Gel, gel, ne olursan ol yine gel,
İster kafir, ister mecusi,
İster puta tapan ol yine gel,
Bizim dergahımız, ümitsizlik dergahı değildir,
Yüz kere tövbeni bozmuş olsan da yine gel…
Konya, Konya ilinin merkezî şehridir. Trafik plaka numarası 42’dir. 1875’te kurulan Konya Belediyesi, 1984’te çıkarılan 3030 sayılı yasa gereğince “Büyükşehir” statüsüne kavuşmuş olup 1989’dan beri belediye hizmetleri bu statüye göre yürütülmektedir. Karatay, Meram, Selçuklu olmak üzere büyükşehir belediyesine bağlı 3 merkez ilçeden oluşmaktadır.
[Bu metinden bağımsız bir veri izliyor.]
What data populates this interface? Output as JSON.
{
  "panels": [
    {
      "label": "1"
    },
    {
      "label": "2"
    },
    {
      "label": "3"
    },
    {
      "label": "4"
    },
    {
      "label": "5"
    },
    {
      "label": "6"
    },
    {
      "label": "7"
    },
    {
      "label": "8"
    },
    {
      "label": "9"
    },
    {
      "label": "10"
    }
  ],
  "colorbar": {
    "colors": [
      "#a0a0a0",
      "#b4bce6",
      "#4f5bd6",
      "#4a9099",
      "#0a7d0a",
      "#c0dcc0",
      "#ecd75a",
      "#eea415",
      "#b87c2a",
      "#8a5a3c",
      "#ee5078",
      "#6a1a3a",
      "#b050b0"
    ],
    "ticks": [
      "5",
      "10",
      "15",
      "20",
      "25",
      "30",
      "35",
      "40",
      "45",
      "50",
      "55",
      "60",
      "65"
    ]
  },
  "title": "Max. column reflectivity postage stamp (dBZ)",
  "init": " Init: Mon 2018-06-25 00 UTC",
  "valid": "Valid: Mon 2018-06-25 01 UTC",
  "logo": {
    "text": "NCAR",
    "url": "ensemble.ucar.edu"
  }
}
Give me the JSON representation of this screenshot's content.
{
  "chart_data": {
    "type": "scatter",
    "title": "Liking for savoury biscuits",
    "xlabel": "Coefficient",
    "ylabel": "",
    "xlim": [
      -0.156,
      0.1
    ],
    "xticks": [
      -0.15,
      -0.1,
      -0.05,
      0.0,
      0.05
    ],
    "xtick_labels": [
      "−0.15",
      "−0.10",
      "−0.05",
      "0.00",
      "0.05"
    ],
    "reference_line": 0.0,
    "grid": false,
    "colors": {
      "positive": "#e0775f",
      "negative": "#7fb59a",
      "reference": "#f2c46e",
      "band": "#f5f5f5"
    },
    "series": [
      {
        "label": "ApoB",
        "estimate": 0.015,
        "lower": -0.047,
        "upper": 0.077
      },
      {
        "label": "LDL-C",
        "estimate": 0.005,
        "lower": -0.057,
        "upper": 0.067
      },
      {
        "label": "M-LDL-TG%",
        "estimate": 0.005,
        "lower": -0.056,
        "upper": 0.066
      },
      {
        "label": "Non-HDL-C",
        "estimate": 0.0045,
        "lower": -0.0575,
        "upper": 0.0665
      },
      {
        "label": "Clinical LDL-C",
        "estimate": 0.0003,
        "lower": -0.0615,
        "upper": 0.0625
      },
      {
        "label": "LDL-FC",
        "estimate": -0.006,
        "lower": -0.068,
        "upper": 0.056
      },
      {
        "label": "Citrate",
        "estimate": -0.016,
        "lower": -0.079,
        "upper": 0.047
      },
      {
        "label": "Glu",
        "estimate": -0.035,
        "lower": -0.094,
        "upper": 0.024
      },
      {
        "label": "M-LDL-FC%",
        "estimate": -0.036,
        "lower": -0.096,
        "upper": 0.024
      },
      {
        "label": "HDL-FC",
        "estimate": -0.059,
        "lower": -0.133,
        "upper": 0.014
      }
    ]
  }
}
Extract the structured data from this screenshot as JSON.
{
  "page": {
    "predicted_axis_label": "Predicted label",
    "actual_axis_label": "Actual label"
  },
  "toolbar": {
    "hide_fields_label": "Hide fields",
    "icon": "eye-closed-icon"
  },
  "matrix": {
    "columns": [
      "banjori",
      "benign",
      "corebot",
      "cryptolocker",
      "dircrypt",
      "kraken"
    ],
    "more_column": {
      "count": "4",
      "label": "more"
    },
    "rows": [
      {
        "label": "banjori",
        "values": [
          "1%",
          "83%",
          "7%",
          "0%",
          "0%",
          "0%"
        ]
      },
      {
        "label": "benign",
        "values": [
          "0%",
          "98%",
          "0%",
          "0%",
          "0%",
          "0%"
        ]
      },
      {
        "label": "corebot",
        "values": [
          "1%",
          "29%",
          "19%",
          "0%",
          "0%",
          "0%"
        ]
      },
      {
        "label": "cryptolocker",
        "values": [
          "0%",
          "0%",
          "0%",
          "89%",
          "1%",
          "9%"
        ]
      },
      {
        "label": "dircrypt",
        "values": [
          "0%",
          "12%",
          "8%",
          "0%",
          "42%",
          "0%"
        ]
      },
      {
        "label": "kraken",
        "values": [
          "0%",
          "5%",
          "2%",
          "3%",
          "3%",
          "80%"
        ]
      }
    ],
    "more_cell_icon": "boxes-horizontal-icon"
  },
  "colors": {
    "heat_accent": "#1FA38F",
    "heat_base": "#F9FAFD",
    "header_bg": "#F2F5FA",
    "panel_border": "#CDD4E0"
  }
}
Ekonomik açıdan Türkiye’nin gelişmiş kentlerinden biri olan Konya doğal ve tarihsel zenginlikleriyle de önem taşır. Dünyanın en eski yerleşimlerinden biri olan Çatalhöyük, UNESCO Dünya Miras Listesi’ne alınmıştır. Şehir Anadolu Selçukluları’nın ve Karamanoğulları’nın başkentliğini yapmıştır. Türkiye’nin en önemli sanayi kentlerindendir. Anadolu Kaplanları’ndandır. Şehrin futbol takımı Konyaspordur. Konya’nın simgeleri arasında Mevlana Müzesi (Kubbe-i Hadrâ), çift başlı kartıl, etliekmek sayılabilir.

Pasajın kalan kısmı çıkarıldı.